Natural de Curitiba, Gustavo estava na Ucrânia desde julho de 2025. De acordo com a esposa, Rafaela Alves, ele se arrependeu de ter ido ao conflito e chegou a pedir ajuda para retornar ao Brasil poucos dias após chegar ao país. O casal estava junto há cinco anos e tem um filho de três anos. Rafaela mora atualmente em Brasília com a criança.

Segundo a família, apenas seis dias depois de desembarcar na Ucrânia, Gustavo enviou um e-mail à Embaixada do Brasil em Kiev, em 27 de julho de 2025, relatando dificuldades na estadia, afirmando estar em situação de vulnerabilidade e solicitando orientação urgente para retornar ao Brasil.

O último contato entre o casal ocorreu na madrugada de 29 de dezembro, por volta das 4h50. Na ocasião, Rafaela recebeu áudios enviados por um oficial de comunicações.
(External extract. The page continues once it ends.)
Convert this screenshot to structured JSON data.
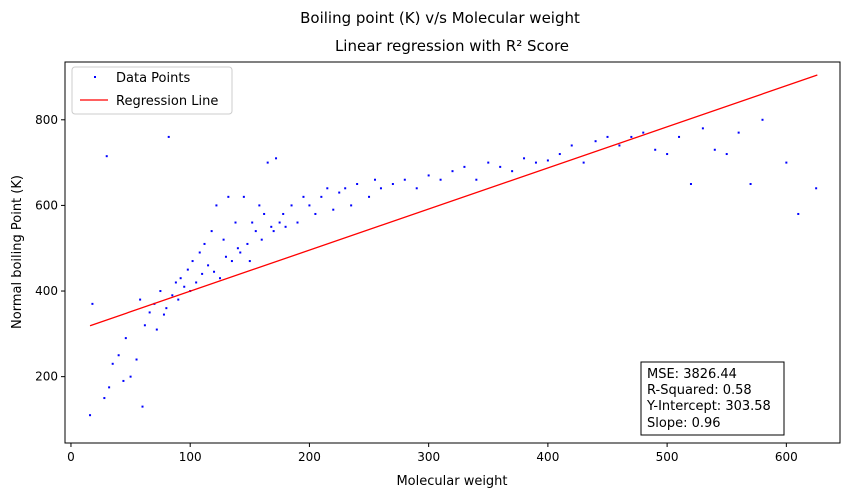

Em uma das mensagens, Gustavo disse que tinha esperança de voltar ao Brasil, que o contrato estava perto do fim e que sentia saudades da família, especialmente dos avós.

De acordo com Rafaela, o contato com o marido era mantido por intermédio de um oficial da unidade. Ela afirma que recebia informações ao menos uma vez por semana, mas estranhou a ausência de notícias nos dias que antecederam a confirmação da morte. Após procurar o comandante, recebeu a confirmação do óbito.

Antes de ir para a guerra, Gustavo trabalhava como administrador e também atuava como motoboy. Ele serviu ao Exército Brasileiro em 2018. Segundo a esposa, ele tinha o sonho de seguir carreira militar, inspirado pelo avô e pelo tio, e buscava oferecer melhores condições de vida ao filho.

A família informou que Gustavo passou por um treinamento básico de aproximadamente 20 dias e foi informado de que participaria de uma missão curta, com duração estimada de 15 dias. No entanto, após ser enviado para a missão, ficou meses sem contato direto com os familiares.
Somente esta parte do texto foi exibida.